The answer is that there really isn’t a great answer. I looked at the data over the last three years and found that very few relievers stay consistent with their hold totals from year to year. Some of this has to do with set-up guys becoming closers (i.e. Carlos Marmol), but a lot of it has to do with the general inconsistencies of relievers. Take Jeremy Affeldt for instance. In 2009, Affeldt tied for the major league lead in holds with 33 (with Matt Guerrier) and posted a 1.74 ERA with a 1.17 WHIP. This past season, Affeldt posted an ever-so-slightly better K/BB rate, but saw his ERA regress to 4.14 with a 1.60 WHIP.
Then there is the fact that bullpen roles turn over all the time, like Affeldt, who was replaced in the eighth inning in 2010 by Sergio Romo. Then there are cases like Dan Wheeler from 2008 to 2009. In 2008, Wheeler had 26 holds and a 0.99 WHIP. The next season, he posted a better K/BB rate and a 0.87 WHIP, but only got 16 holds. It’s just a matter of opportunity, which is almost impossible to predict with decent accuracy.
The charts below show every reliever from 2008 through 2010 who earned 20 or more holds.
Only two relievers have had over 20 holds each season since 2008 (Matt Thornton and Matt Guerrier) and none repeated a 30-plus hold season.
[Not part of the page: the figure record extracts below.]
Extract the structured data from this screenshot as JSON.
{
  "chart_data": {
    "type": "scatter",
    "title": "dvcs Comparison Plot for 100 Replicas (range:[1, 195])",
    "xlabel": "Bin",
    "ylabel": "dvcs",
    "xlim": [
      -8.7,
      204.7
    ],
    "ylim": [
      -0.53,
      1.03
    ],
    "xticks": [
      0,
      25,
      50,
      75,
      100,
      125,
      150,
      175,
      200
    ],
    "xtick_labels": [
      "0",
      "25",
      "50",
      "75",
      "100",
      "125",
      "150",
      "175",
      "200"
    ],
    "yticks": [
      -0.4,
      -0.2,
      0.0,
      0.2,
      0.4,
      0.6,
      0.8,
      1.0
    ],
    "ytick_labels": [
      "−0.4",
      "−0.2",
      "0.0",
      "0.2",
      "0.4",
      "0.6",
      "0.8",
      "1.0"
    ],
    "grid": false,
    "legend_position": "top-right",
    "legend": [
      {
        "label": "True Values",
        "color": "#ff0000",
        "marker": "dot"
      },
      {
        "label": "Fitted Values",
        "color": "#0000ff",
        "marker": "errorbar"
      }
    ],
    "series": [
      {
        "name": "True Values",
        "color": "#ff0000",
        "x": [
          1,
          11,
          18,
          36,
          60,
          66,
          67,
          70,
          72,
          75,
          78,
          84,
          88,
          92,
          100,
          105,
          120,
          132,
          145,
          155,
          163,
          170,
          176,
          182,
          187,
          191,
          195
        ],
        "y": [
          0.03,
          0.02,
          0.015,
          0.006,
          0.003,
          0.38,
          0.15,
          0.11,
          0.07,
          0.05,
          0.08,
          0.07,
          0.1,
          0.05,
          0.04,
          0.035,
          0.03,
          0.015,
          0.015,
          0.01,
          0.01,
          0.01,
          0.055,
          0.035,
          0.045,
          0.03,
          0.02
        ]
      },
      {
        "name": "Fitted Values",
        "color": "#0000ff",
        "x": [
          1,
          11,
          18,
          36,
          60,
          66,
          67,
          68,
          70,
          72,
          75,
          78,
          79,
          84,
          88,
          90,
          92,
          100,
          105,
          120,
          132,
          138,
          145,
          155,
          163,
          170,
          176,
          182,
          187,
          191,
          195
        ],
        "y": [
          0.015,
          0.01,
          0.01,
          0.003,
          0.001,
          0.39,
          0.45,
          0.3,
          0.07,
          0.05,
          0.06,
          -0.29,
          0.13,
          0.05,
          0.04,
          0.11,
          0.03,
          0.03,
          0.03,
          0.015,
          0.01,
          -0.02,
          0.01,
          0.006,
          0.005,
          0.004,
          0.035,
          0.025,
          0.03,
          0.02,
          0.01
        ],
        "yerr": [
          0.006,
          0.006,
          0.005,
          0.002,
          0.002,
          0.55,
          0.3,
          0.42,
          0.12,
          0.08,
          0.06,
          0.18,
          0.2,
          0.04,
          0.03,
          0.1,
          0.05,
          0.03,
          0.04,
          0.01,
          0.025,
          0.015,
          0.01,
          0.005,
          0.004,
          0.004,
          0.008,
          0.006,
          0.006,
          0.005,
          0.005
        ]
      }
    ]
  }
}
The problem in general, when it comes to attempting to find holds and WHIP, is that relievers are inherently hard to project. They are subject to a very small sample size of innings and most don’t pitch more than one inning at a time. There are so many variables that go into the success or failure of a reliever and numbers like saves and holds are largely a product of opportunity and not skill. Case and point: Francisco Rodriguez accumulated 62 saves in 2008 after saving 40 the season before. In 2007, Rodriguez had a better K/BB ratio. Then, in 2009, his first year with the Mets, he had only 35 saves. He threw only 1/3 inning less than he did in 2008 and had exactly the same amount of blown saves.
The best way I can find to go about targeting relievers for holds is to know each team’s bullpen pecking order and look for pitchers with good, consistent, K/BB rates. Last season, not a single reliever with a K/BB rate of 4/1 or better had a WHIP over 1.10. Then look for players with low BB rates. Edward Mujica, now with the Marlins, Rafael Betancourt, Joaguin Benoit, Darren O’Day, Sergio Romo, Scott Downs and Luke Gregerson are all examples for this from 2010. But even a pitcher like Gregerson, who seems to have a lock on a setup role and posted a 0.83 WHIP in 2010, isn’t without risk. He posted a 1.24 WHIP the season before. Again, small sample sizes come into play here.
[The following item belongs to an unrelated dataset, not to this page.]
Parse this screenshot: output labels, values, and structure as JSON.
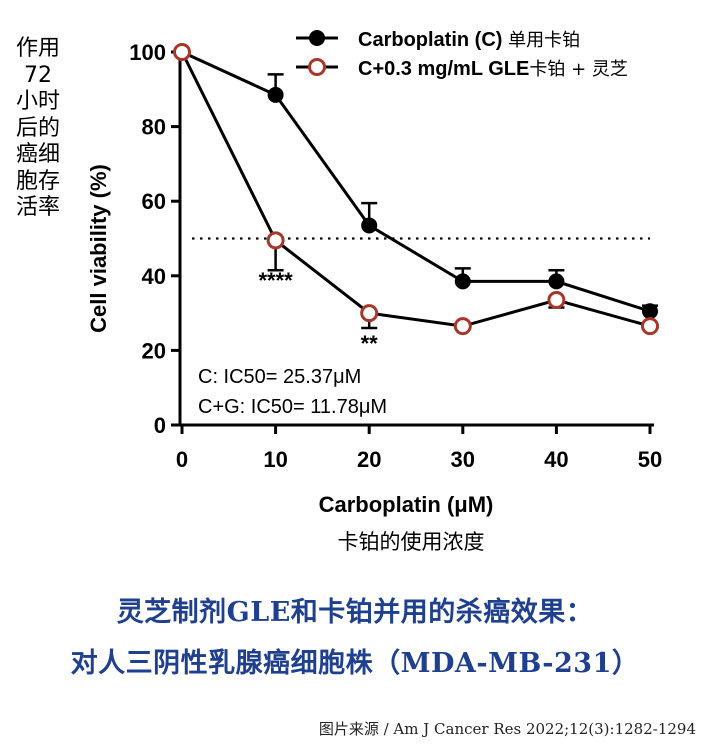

Personally, I am not a fan of using holds as a category in fantasy baseball. The turnover rate is higher than that of closers and “chasing saves” can be a tough task in and of itself. At least established closers tend to get a longer leash with regards to losing their bullpen role.
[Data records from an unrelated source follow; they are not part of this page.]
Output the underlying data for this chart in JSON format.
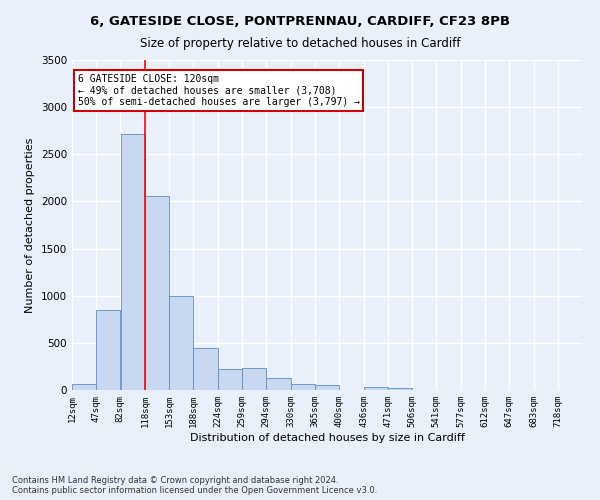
{
  "title_line1": "6, GATESIDE CLOSE, PONTPRENNAU, CARDIFF, CF23 8PB",
  "title_line2": "Size of property relative to detached houses in Cardiff",
  "xlabel": "Distribution of detached houses by size in Cardiff",
  "ylabel": "Number of detached properties",
  "footnote1": "Contains HM Land Registry data © Crown copyright and database right 2024.",
  "footnote2": "Contains public sector information licensed under the Open Government Licence v3.0.",
  "annotation_title": "6 GATESIDE CLOSE: 120sqm",
  "annotation_line2": "← 49% of detached houses are smaller (3,708)",
  "annotation_line3": "50% of semi-detached houses are larger (3,797) →",
  "bar_color": "#c8d8f0",
  "bar_edge_color": "#5b8ec4",
  "redline_x": 118,
  "categories": [
    "12sqm",
    "47sqm",
    "82sqm",
    "118sqm",
    "153sqm",
    "188sqm",
    "224sqm",
    "259sqm",
    "294sqm",
    "330sqm",
    "365sqm",
    "400sqm",
    "436sqm",
    "471sqm",
    "506sqm",
    "541sqm",
    "577sqm",
    "612sqm",
    "647sqm",
    "683sqm",
    "718sqm"
  ],
  "bin_edges": [
    12,
    47,
    82,
    118,
    153,
    188,
    224,
    259,
    294,
    330,
    365,
    400,
    436,
    471,
    506,
    541,
    577,
    612,
    647,
    683,
    718,
    753
  ],
  "values": [
    60,
    850,
    2720,
    2060,
    1000,
    450,
    225,
    230,
    130,
    60,
    50,
    0,
    30,
    20,
    0,
    0,
    0,
    0,
    0,
    0,
    0
  ],
  "ylim": [
    0,
    3500
  ],
  "yticks": [
    0,
    500,
    1000,
    1500,
    2000,
    2500,
    3000,
    3500
  ],
  "background_color": "#eaf0fb",
  "plot_bg_color": "#eaf0fb",
  "grid_color": "#ffffff",
  "title_fontsize": 9.5,
  "subtitle_fontsize": 8.5,
  "annotation_box_color": "#ffffff",
  "annotation_box_edge": "#cc0000"
}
In conclusion, the best way to look for relievers that will deliver holds with low WHIP rates is to look at track record and pecking order. What pitchers have a track record of good command and high strikeout numbers? Then, do those pitchers have a setup job waiting for them in 2011? The best way to approach holds on draft day is to place a low value on the category and don’t reach for any particular reliever. Chances are there will be extreme turnover in the holds category and you are more likely to find multiple values via waivers/free agent wire than you will on draft day.
Or you can just get your league to get rid of the category to start with.